Let $f \in L^2(\mathbb{R})$ (square integrable functions), I'm trying to prove that his Fourier transform also does: $\mathscr{F}[f] \in L^2(\mathbb{R})$.
I have tried to bound it
\begin{align} \int_{-\infty}^{+\infty}|\ \hat{f}(\omega)\ |^2 d\omega &= \int_{-\infty}^{+\infty} \left| \int_{-\infty}^{+\infty} f(t)\ e^{-i\omega t} \right|^2 d\omega \\ &\leq \int_{-\infty}^{+\infty} \left( \int_{-\infty}^{+\infty}|\ f(t)\ e^{-i\omega t}\ | \right)^2 d\omega \\ &= \int_{-\infty}^{+\infty} \left( \int_{-\infty}^{+\infty}|\ f(t)\ | \right)^2 d\omega \\ \end{align}
but the last expression is not necessarily finite. Any help will be helpful!

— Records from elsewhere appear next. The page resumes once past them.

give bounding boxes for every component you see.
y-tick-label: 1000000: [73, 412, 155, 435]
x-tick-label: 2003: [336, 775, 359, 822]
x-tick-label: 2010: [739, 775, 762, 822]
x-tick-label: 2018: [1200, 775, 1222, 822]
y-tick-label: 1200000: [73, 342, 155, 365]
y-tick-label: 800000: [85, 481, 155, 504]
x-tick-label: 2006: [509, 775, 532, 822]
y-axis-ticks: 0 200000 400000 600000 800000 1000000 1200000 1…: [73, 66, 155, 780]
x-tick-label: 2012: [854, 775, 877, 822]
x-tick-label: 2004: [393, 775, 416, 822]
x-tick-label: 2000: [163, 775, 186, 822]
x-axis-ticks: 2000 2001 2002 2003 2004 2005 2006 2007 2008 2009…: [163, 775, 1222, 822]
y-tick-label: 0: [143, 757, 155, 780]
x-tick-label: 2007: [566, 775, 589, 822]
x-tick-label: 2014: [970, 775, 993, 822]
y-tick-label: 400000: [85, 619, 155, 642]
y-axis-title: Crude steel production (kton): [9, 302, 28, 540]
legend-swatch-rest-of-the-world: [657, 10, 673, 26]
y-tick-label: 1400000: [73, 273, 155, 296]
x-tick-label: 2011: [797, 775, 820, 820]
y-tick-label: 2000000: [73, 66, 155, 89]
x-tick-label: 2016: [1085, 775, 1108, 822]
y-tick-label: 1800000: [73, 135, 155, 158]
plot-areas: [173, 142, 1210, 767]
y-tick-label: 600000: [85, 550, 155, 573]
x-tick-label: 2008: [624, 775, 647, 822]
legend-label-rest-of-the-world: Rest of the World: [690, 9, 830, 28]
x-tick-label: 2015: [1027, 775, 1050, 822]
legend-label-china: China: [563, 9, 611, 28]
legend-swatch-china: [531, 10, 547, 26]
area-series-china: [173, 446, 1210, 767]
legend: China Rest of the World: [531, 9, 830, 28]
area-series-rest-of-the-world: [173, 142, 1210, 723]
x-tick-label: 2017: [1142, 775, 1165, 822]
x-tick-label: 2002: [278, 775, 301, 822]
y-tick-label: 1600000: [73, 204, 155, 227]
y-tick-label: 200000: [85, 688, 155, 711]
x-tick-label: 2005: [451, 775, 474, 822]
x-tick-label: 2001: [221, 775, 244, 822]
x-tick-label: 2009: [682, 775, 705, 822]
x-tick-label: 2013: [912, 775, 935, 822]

Let $f$ be absolutely and absolutely square integrable on $\mathbb{R}$. Then, $$ \overline{\hat{f}(s)}=\overline{\frac{1}{\sqrt{2\pi}}\int_{-\infty}^{\infty}f(t)e^{-ist}dt}=\frac{1}{\sqrt{2\pi}}\int_{-\infty}^{\infty}\overline{f(t)}e^{ist}dt = \frac{1}{\sqrt{2\pi}}\int_{-\infty}^{\infty}\overline{f(-t')}e^{-ist'}dt' $$ Let $g(t)=\overline{f(-t)}$. Then $\overline{\hat{f}(s)}=\hat{g}(s)$. By the convolution theorem, $f\star g$ is absolutely integrable $$ |\hat{f}(s)|^2 = \hat{f}(s)\hat{g}(s)=\frac{1}{\sqrt{2\pi}}\widehat{(f\star g)}(s) $$ Then you can evaluate the $L^2$ norm of the Fourier transform \begin{align} \int_{\infty}^{\infty}|\hat{f}(s)|^2ds & =\left.\frac{1}{\sqrt{2\pi}}\int_{-\infty}^{\infty}\widehat{f\star g}(s)e^{isx}ds\right|_{x=0} \\ & = (f\star g)(0) \\ & = \int_{-\infty}^{\infty}f(t)g(0-t)dt \\ & = \int_{-\infty}^{\infty}|f(t)|^2dt. \end{align} This is an outline of the shortest argument I know. Everything goes through if $f\star g$ is differentiable at $0$ because then you have the classical Fourier inversion result at $0$, and that's what is being used in the last equation string. At least it gives you an idea of why the result is true for the Fourier transform.